Will these devices eventually become as much of a target as “normal” systems?  Probably.  But I believe they are well suited to be managed more easily and better protected from threats.  They will be more limited in function than a PC, yes, but the end users will express a higher satisfaction rate regardless.

While everyone will continue to argue over the size, shape, wether or not it has a camera or can be a giant phone.  I say they’ve missed the point.  We really do have a game changer here.

Hacker Disables More Than 100 Cars Remotely

Hacker Disables More Than 100 Cars Remotely

I would like to say this surprises me.  But unfortunately I’ve heard rumblings for more than a year now about incidents like this.

There are various sites about hacking your onstar system so you can utilize the GPS unit.  But that’s a local hack that is truly just a sophisticated modification to your own vehicle (regardless of how much GM dislikes it).  However the hacking (or any abuse) of the onstar service would have far broader ramifications.

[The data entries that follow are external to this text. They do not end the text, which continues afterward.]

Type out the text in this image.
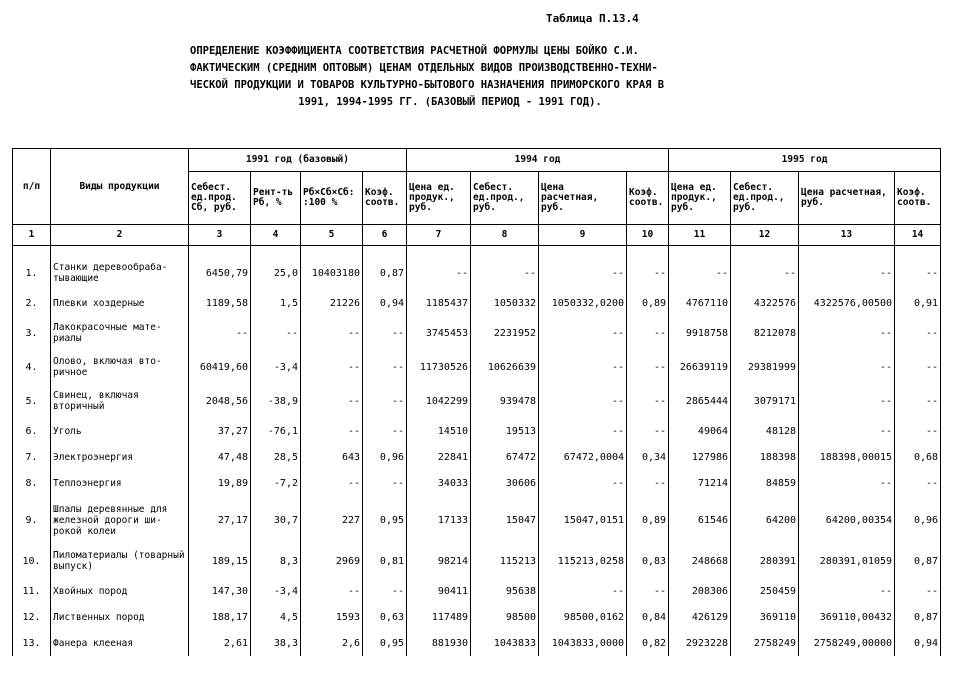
Таблица П.13.4
ОПРЕДЕЛЕНИЕ КОЭФФИЦИЕНТА СООТВЕТСТВИЯ РАСЧЕТНОЙ ФОРМУЛЫ ЦЕНЫ БОЙКО С.И.
ФАКТИЧЕСКИМ (СРЕДНИМ ОПТОВЫМ) ЦЕНАМ ОТДЕЛЬНЫХ ВИДОВ ПРОИЗВОДСТВЕННО-ТЕХНИ-
ЧЕСКОЙ ПРОДУКЦИИ И ТОВАРОВ КУЛЬТУРНО-БЫТОВОГО НАЗНАЧЕНИЯ ПРИМОРСКОГО КРАЯ В
1991, 1994-1995 ГГ. (БАЗОВЫЙ ПЕРИОД - 1991 ГОД).
п/п	Виды продукции	1991 год (базовый)				1994 год				1995 год			
		Себест. ед.прод. Сб, руб.	Рент-ть Рб, %	Рб×Сб×Сб: :100 %	Коэф. соотв.	Цена ед. продук., руб.	Себест. ед.прод., руб.	Цена расчетная, руб.	Коэф. соотв.	Цена ед. продук., руб.	Себест. ед.прод., руб.	Цена расчетная, руб.	Коэф. соотв.
1	2	3	4	5	6	7	8	9	10	11	12	13	14
1.	Станки деревообраба- тывающие	6450,79	25,0	10403180	0,87	--	--	--	--	--	--	--	--
2.	Плевки хоздерные	1189,58	1,5	21226	0,94	1185437	1050332	1050332,0200	0,89	4767110	4322576	4322576,00500	0,91
3.	Лакокрасочные мате- риалы	--	--	--	--	3745453	2231952	--	--	9918758	8212078	--	--
4.	Олово, включая вто- ричное	60419,60	-3,4	--	--	11730526	10626639	--	--	26639119	29381999	--	--
5.	Свинец, включая вторичный	2048,56	-38,9	--	--	1042299	939478	--	--	2865444	3079171	--	--
6.	Уголь	37,27	-76,1	--	--	14510	19513	--	--	49064	48128	--	--
7.	Электроэнергия	47,48	28,5	643	0,96	22841	67472	67472,0004	0,34	127986	188398	188398,00015	0,68
8.	Теплоэнергия	19,89	-7,2	--	--	34033	30606	--	--	71214	84859	--	--
9.	Шпалы деревянные для железной дороги ши- рокой колеи	27,17	30,7	227	0,95	17133	15047	15047,0151	0,89	61546	64200	64200,00354	0,96
10.	Пиломатериалы (товарный выпуск)	189,15	8,3	2969	0,81	98214	115213	115213,0258	0,83	248668	280391	280391,01059	0,87
11.	Хвойных пород	147,30	-3,4	--	--	90411	95638	--	--	208306	250459	--	--
12.	Лиственных пород	188,17	4,5	1593	0,63	117489	98500	98500,0162	0,84	426129	369110	369110,00432	0,87
13.	Фанера клееная	2,61	38,3	2,6	0,95	881930	1043833	1043833,0000	0,82	2923228	2758249	2758249,00000	0,94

The fabled ultimate attack on theses systems is a supposed penetration into the onstar service network.  Understanding that the system has the ability to track and perform fuctions in your car like stopping the engine (in the case of a stolen vehicle) or locking/unlocking doors (if the owner is locked out), imagine the widespread panic if all onstar vehicles were to have their engines disabled and all doors locked.  If this happened on a massive scale all at once, you would strike terror across the country and completely tank confidence.

We know the highest government agencies are under constant attack.  We know that some attacks are successful and they have a tremendous number of resources available to help prevent these attacks.  We also are quite aware of attacks on private corporations every day.  With GM being somewhere between these two entities (and onstar likely somewhere inbetween t00), what is the probability?  We already acknowledge it’s possible.

In the case of the WebTech Plus service, they users were informed to remove the device from their vehicles until the issue was resolved with the network. I’m not proposing that you do it, but should one consider disabling their onstar unit in their vehicle?  Yes I understand it’s there also for a rare safety incident, but does that imply that all those without onstar service are at a higher risk driving their vehicles?  Perhaps this is a case where an once of prevention well outweighs the cure.

If you need me… I’ll be in the garage.